Kamala Harris has been the target of social media misinformation campaigns since she became a U.S. senator.

Every month for the last 18 months, her office has discovered on average between three and five fake Facebook profiles pretending to be hers, according to a Harris aide. It’s unclear who creates the pages, which are often designed to mislead American voters about the ambitious Democratic senator’s policies and positions.

The aide spoke on the condition of anonymity, like more than a half dozen campaign officials contacted for this story, for fear of attracting unwanted attention from adversaries or scrutiny on the Senate office’s evolving cybersecurity protocols.

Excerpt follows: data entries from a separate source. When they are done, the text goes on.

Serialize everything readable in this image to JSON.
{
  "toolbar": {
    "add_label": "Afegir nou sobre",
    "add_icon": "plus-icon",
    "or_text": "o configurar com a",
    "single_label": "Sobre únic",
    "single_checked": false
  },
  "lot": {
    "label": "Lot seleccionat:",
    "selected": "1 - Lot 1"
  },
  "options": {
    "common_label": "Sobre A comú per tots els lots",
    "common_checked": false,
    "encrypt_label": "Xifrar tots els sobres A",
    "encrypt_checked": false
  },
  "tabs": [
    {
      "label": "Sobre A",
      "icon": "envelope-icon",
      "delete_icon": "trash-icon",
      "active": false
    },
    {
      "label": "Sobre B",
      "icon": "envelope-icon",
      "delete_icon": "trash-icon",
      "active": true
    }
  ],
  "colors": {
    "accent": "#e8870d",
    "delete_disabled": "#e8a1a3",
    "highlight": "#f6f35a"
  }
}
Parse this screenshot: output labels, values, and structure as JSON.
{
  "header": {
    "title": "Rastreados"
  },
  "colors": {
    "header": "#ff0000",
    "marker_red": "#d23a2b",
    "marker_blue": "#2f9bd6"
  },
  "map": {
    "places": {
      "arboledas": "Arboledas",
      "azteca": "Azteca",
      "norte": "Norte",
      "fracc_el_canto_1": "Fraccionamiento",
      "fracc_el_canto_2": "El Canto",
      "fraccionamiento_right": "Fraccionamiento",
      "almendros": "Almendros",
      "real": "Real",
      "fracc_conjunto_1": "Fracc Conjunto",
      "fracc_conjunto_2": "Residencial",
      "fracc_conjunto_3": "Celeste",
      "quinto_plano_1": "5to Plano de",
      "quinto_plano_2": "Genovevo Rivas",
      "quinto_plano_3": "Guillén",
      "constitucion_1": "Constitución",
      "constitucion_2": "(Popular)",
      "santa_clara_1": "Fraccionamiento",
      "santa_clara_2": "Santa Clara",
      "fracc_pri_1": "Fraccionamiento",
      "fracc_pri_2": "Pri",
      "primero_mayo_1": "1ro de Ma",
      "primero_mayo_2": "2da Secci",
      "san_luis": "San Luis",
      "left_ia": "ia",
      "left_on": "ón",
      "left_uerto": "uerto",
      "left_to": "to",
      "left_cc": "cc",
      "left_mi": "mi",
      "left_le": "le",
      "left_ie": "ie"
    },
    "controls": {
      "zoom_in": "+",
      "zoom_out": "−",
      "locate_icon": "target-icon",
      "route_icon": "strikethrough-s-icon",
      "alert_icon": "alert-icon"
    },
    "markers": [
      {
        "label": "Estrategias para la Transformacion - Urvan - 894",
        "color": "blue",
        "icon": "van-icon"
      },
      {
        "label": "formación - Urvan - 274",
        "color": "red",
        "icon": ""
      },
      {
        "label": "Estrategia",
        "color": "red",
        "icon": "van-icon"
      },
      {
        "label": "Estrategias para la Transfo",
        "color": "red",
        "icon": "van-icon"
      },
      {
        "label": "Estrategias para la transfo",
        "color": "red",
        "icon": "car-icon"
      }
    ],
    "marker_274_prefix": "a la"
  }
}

Such internet mischief has become commonplace in U.S. politics. Facebook announced earlier this week that it uncovered “sophisticated” efforts, possibly linked to Russia, to influence U.S. politics on its platforms. Senior intelligence officials declared Thursday that foreign adversaries continue waging a quiet war against U.S. campaigns and election systems.

Still, one thing has become clear: With the midterm elections just three months away, campaigns are largely on their own in the increasingly challenging task of protecting sensitive information and countering false or misleading content on social media.

The Democratic National Committee has worked to strengthen its own internal security protocols and encouraged state parties to do the same, according to Raffi Krikorian, who previously worked for Uber and Twitter and now serves as the DNC’s chief technology officer.

But in an interview, he acknowledged there are limits to how much the national party can protect the thousands of Democratic campaigns across the country.